Bem-aventurados os pobres de espírito, porque
deles é o reino dos céus (Mateus, 5:3) - Rodolfo Calligaris
Bem-aventurados
os pobres de espírito, porque deles é o reino dos céus, disse Jesus, iniciando
o Sermão da Montanha. Situou assim, a humildade espiritual em primeiro lugar
entre as virtudes que precisamos adquirir para merecermos a glória das almas redimidas.
Exegetas do Evangelho, adulterando por completo o sentido dessa máxima, pretendem que ela proclame bem-aventurados os apoucados de inteligência, os retardados mentais, os idiotas e imbecis.
Tal
interpretação, todavia, é insustentável, pois, a ser verdadeira, não haveria lugar nos
céus para os ricos de espírito, e o próprio Mestre, o expoente máximo da
riqueza espiritual que a Terra já conheceu, ficaria de fora.

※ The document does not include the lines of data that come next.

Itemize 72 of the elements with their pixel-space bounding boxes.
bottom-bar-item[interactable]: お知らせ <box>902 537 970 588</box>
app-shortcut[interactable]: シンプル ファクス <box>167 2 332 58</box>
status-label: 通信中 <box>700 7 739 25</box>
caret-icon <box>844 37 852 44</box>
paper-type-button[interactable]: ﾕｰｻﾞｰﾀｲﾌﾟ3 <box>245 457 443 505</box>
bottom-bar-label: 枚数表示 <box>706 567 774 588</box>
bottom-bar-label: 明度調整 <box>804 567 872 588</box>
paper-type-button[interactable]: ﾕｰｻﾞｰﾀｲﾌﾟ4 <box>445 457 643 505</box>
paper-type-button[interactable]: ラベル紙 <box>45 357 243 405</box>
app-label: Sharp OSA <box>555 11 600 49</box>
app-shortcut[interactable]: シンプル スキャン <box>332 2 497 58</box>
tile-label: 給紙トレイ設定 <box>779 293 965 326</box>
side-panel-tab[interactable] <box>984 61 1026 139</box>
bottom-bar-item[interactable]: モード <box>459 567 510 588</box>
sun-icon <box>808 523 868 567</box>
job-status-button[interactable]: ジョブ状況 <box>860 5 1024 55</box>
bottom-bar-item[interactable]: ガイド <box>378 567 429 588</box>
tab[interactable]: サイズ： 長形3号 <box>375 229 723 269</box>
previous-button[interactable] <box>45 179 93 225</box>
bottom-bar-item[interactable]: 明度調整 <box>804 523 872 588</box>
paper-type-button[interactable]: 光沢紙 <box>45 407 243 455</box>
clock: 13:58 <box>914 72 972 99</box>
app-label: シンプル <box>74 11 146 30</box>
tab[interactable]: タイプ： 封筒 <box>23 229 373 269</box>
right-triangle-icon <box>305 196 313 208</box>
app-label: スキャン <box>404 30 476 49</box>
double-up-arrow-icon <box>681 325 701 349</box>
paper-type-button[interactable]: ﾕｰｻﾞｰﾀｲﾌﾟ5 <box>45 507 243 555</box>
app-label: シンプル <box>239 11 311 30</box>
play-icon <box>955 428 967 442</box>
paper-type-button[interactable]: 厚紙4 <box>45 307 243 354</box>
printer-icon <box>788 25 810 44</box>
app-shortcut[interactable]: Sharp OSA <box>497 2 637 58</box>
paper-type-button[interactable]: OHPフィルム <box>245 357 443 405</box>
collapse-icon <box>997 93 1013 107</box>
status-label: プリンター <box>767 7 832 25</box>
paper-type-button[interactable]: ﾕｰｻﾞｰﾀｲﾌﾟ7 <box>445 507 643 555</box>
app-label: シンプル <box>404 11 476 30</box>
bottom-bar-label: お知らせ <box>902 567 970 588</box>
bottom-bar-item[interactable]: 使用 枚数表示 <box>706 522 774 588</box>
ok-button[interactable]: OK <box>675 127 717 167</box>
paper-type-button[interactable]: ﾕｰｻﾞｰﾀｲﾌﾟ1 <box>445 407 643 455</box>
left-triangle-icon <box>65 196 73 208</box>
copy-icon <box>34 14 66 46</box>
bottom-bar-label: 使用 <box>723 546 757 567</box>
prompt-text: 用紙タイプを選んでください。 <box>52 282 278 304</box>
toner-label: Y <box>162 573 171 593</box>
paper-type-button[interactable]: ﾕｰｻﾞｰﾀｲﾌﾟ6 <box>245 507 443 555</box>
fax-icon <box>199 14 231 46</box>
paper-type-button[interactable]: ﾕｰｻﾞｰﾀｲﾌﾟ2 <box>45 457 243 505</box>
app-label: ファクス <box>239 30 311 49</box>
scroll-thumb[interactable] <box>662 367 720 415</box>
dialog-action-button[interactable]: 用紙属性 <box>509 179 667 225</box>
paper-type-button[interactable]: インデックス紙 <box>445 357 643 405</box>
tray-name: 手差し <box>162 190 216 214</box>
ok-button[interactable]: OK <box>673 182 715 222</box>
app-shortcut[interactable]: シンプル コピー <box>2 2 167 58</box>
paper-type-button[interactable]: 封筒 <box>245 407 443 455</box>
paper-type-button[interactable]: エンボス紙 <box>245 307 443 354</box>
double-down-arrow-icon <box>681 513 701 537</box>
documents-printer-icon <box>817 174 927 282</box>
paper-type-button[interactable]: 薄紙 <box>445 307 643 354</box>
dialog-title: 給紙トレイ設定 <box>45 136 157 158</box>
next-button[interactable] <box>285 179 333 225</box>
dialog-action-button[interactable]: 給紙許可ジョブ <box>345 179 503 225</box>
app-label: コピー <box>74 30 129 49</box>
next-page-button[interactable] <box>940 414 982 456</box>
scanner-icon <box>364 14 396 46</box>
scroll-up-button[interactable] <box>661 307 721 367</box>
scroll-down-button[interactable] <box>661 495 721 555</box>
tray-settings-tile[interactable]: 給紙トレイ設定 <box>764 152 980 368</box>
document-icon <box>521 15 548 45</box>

Por "pobres de espírito", na acepção em que Jesus empregou essas
palavras, devem-se entender aqueles que, aspirando à perfeição e, comparando com o
ideal a ser atingido e o pequenino grau de adiantamento a que chegaram,
reconhecem quanto ainda são carentes de espiritualidade.
São bem-aventurados porque a noção que têm de suas fraquezas e mazelas fá-los lutar por aquilo que lhes falta, e esse redobrar de esforços leva-os realmente a conseguirem maior progresso espiritual.
Já
aqueles que se acomodam a ínfimos padrões de moralidade, ou se mostram
satisfeitos com seu estado, considerando-se suficientemente bons, ao contrário dos
primeiros, não se incluem entre os bem-aventurados porque, seja por
ignorância, seja por orgulho, permanecem estacionários, quando a vida
espiritual, assim como tudo na Natureza, rege-se por um impulso constante para
a frente e para o alto.
Igualmente, os que entendem não ser preciso cultivar um caráter nobre e reto, porque (segundo julgam) "o sangue do Cristo foi derramado para remir os pecados da Humanidade", também não são incluídos entre aqueles cuja atitude de espírito foi exaltada pelo Nazareno.
Malgrado a respeitabilidade de seus princípios religiosos, só vislumbrarão o reino celestial quando venham a reconhecer a pobreza de suas virtudes, e se empenhem com afinco pelas conquistas, pois todo aquele a quem o Cristo haja redimido, de fato, terá de deixar as más obras, para "apresentar-se santo e imaculado e irrepreensível diante dele". (Colossenses, 1:22)
A
colocação da humildade de espírito, como a primeira das beatitudes, parece-nos,
pois, não ser meramente fortuita, mas sim proposital, visto que a felicidade
futura de cada indivíduo depende muito do conceito que ele faça de si mesmo.
Quem se
imagina com perfeita saúde não se preocupa com ela, nem procura um médico para
tratá-la. Também aquele que se presume sem defeitos, ou já se considera salvo,
descuida da higidez de sua alma, e, quando menos espera, a morte o surpreenderá
sem que tenha avançado um passo sequer no sentido da realização espiritual.